Govetts Leap Blackheath – Weeds are just a waterfall away! Come along and stop the weeds going over the edge at Govetts Leap and enjoy a special morning tea with a spectacular view. Book with Vanessa on (02) 47873112 or email@example.com,gov.au by Friday 24th February.
A misty and cold Saturday morning was brightened and warmed by local families at Popes Glen in Blackheath recently. It was an informal idea amongst friends about getting together to spend some time, while getting their kids together and giving them something great to do. Then everyone has a nice bit of morning tea and a chat while the kids run off some more of that energy!
And what better thing to do in the outdoors than pop down and meet a local Bushcare group?
Well, that is just what a group of friends in Blackheath did. A wonderful little army of youngsters and their equally wonderful families came down to help the Popes Glen volunteers plant out their third Small Bird Habitats.
These habitats are small, strategically placed areas which are then densely re-vegetated with a mixture of native shrubs and ground cover plants. As they grow and develop these plants will form very dense thickets, perfect for providing shelter, protection and food for many species of small native birds which are known to live in Popes Glen.
Surveys have shown us that these small birds are using several large piles of timber debris left on the site after the treatment and felling of several large Willow trees. This fantastic fact demonstrates the ability of a recovering Bushcare site to provide new habitat and resources for native creatures, where in the past those creatures have only seen their habitat diminish.
With the news that the small birds are moving in to Popes Glen for the new habitat came a potential problem. While these debris piles provide the perfect opportunity for small birds to move in, they are not going to last forever. The wood is steadily breaking down into humus. Not so good for birds, but perfect for plants.
And there was the answer to the problem. The Popes Glen volunteers decided to take advantage of the rich soil by planting shrubs which will grow to replace the structure of the piles as they break down. Then the birds which are depending on their pile of logs for their home can watch their new home grow around them, before their old houses fall down!
By morning tea time, Popes Glen had one hundred and forty new plants. They were all guarded, watered and ready to grow into a palace for small birds! There was a wonderful atmosphere of smiling and fun. Everybody had a contribution no matter how big or small! What a wonderful day at Bushcare!

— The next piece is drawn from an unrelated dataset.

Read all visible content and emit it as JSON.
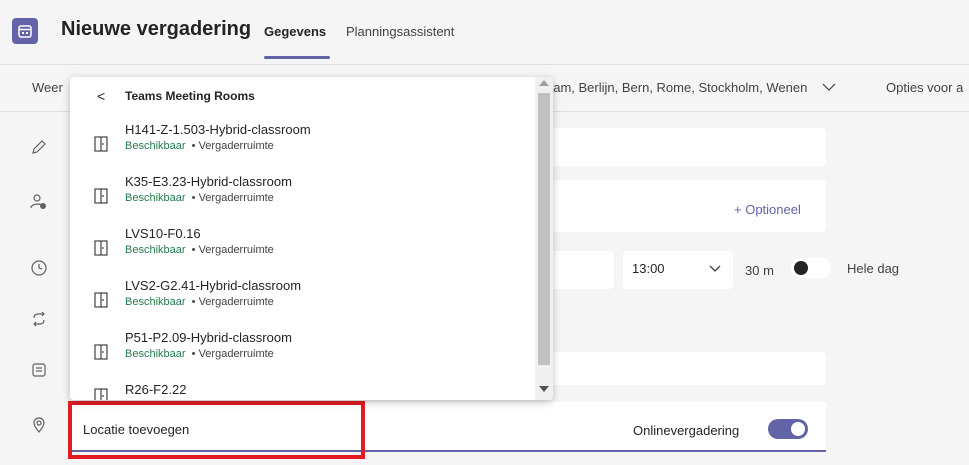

Our fabulous Blue Mountains put on a text-book Winter’s day for a small group of students from the University of New South Wales on July 14 – bright sunshine and crisp (cold) air – perfect for planting ferns along the newly refurbished walking track at Katoomba Falls.
The group may have been small but the amount they got done was not! Working with contractors engaged by Blue Mountains City Council (BMCC) who prepared the holes ready for planting, 120 Blechnum nudum, Gahnia sieberiana and Lomandra longifolia were very quickly in the ground, watered and protected from frost and wind with tree fern fronds.
The students were so enthusiastic and energetic that once the plants were in, we had plenty of time to enjoy a cup of hot chocolate and some delicious, locally produced biscuits before walking to the lookout, guided by Monica from the Bushcare Team.
Hopefully this was just the first of many more days such as this one, which not only showcased one of our local icons but also the wonderful work that BMCC is doing to protect the World Heritage on our doorstep
Australian Pollinator Week Event
Come and join the Upper Kedumba Bushcare Group for a fun morning on Saturday 3 December 2016 between 8.30 and 12.30pm, and help enhance the Upper Kedumba area as a native bee friendly environment.
Our aim is to develop a holiday village for our little bee friends.
All lifestyle suites catered for the discerning pollinator.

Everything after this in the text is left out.